The RP Data-Rismark combined capital city index declined by 1.2 per cent over the month of May after falling by 0.5 per cent in April.
Despite consecutive monthly falls, values remain higher at just over 1 per cent since the start of 2013.
For the month of May, dwelling values declined by -1.2 per cent across the RP Data-Rismark combined capital city index.
The May fall was the second consecutive month-on-month decline, with values down -0.5 per cent in April following a 2.8 per cent rise in values over the first quarter of the year.
Based on the index results, capital city dwelling values are now 1.1 per cent higher over the first five months of 2013 and 2.9 per cent higher compared to May last year which is also when the housing market broadly reached a recent low point after values corrected by -7.4 per cent from peak to trough.
According to RP Data national research director Tim Lawless, the weak May result comes on the back of a substantial fall in consumer confidence over both April and May which can partly be attributed to a growing level of uncertainty about domestic economic conditions and possibly a sour reaction by consumers to the Federal Budget announcements in mid-May.
“The RP Data-Rismark daily index tracked higher from late April through to the 10th of May, and then went into a consistent decline over the remainder of the month. How much of this downwards pressure can be attributed to the lower confidence reading is anyone’s guess, but the correlation of housing market conditions with consumer confidence is a strong one.
“If we see confidence levels remain in the doldrums, there is likely to be a similar dampening effect on the housing market,” Mr Lawless said.
Based on today’s indices results, the fall in dwelling values over the month of May and for the quarter was broad-based with all capital cities apart from Perth and Hobart recording a fall in values over the month, and with half of the capital cities recording a fall in values over the quarter. While most cities experienced softer conditions, Mr Lawless noted that Melbourne stands out as being one of the weakest performers.
Tim Lawless said…
“The combined capital city index is stock weighted, meaning that larger cities like Sydney, Melbourne and Brisbane have a larger impact on the aggregated results. With Melbourne dwelling values down by -2.1 per cent over the month and -1.9 per cent over the last three months, the pull-down effect on the aggregated index has been substantial”
Mr Lawless noted that the two months of lower dwelling values comes at a time when a number of metrics such as auction clearance rates, vendor discounting, time on market and transaction volumes are performing well.

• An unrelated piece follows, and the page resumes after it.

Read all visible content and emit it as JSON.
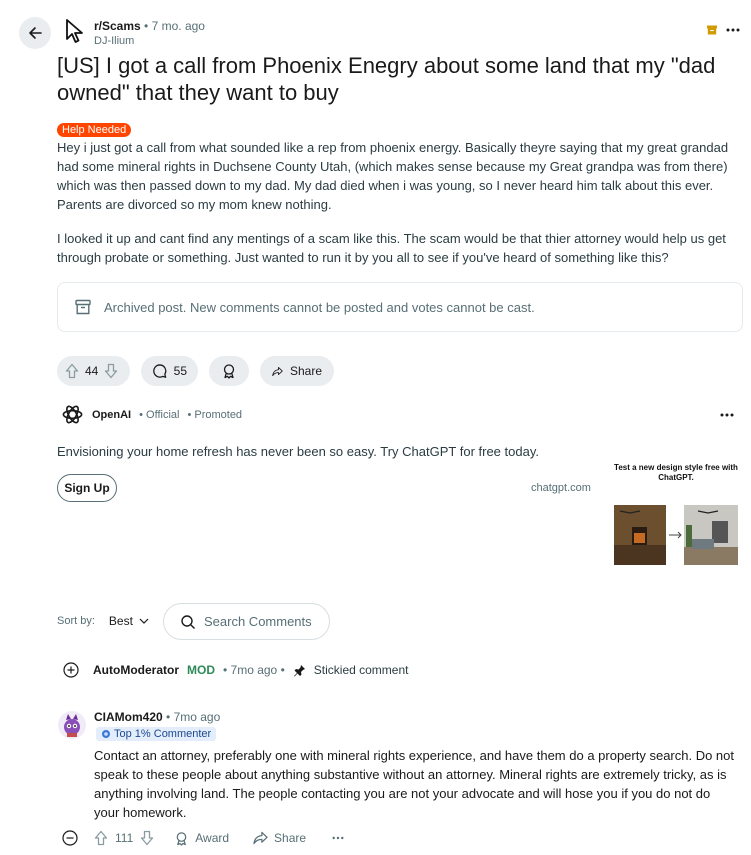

“Auction clearance rates have been nudging the 70 per cent mark on a weighted average basis over the past couple of months, with average selling time improving and vendors now offering up lower discounts from original asking prices in order to make a sale. We have also seen the number of house and unit sales rise compared with the same time last year,”
Rismark’s CEO, Ben Skilbeck said..
“There is one of two means by which metrics such as auction clearance rates, transaction volumes and vendor discounting improve; either buyers increase their offer price in order to meet vendor expectations or, alternatively, vendors reduce their expectations in order to meet buyer offers. The first is usually associated with a rising market, while the second relates to a flat or declining market.
“In the absence of looking at house price indices to work out which market mechanism may be at play, two good metrics to examine are consumer confidence and housing finance credit growth. If credit growth is anaemic and consumer confidence is weak, both of which is currently the case, it’s a good indication that strength in auction clearance rates, and other associated metrics, may largely be driven by vendors reducing their initial expectations in order to meet buyer offers.”
“Given the weak housing markets of 2011 and 2012 were followed by a very robust 2013 first quarter, we may well be seeing some natural market volatility associated with vendors acquiescing and taking the opportunity to sell.
“It will be interesting to see which way the market trend develops in the coming month or two, especially given the historically low interest rate settings,”
The RP Data-Rismark analysis of rental markets showed weekly rents across the combined capital cities were up 3.1 per cent over the past twelve months. With values shifting slightly higher over the year as well as gross rental yields holding reasonably steady at 4.2 per cent for houses and 5.0 per cent for units.
Darwin and Perth are continuing to record the highest rate of rental growth with Darwin rents rising 9.5 per cent and 9.6 per cent for houses and units respectively, and Perth rents up 8.9 per cent and 8.3 per cent over the year.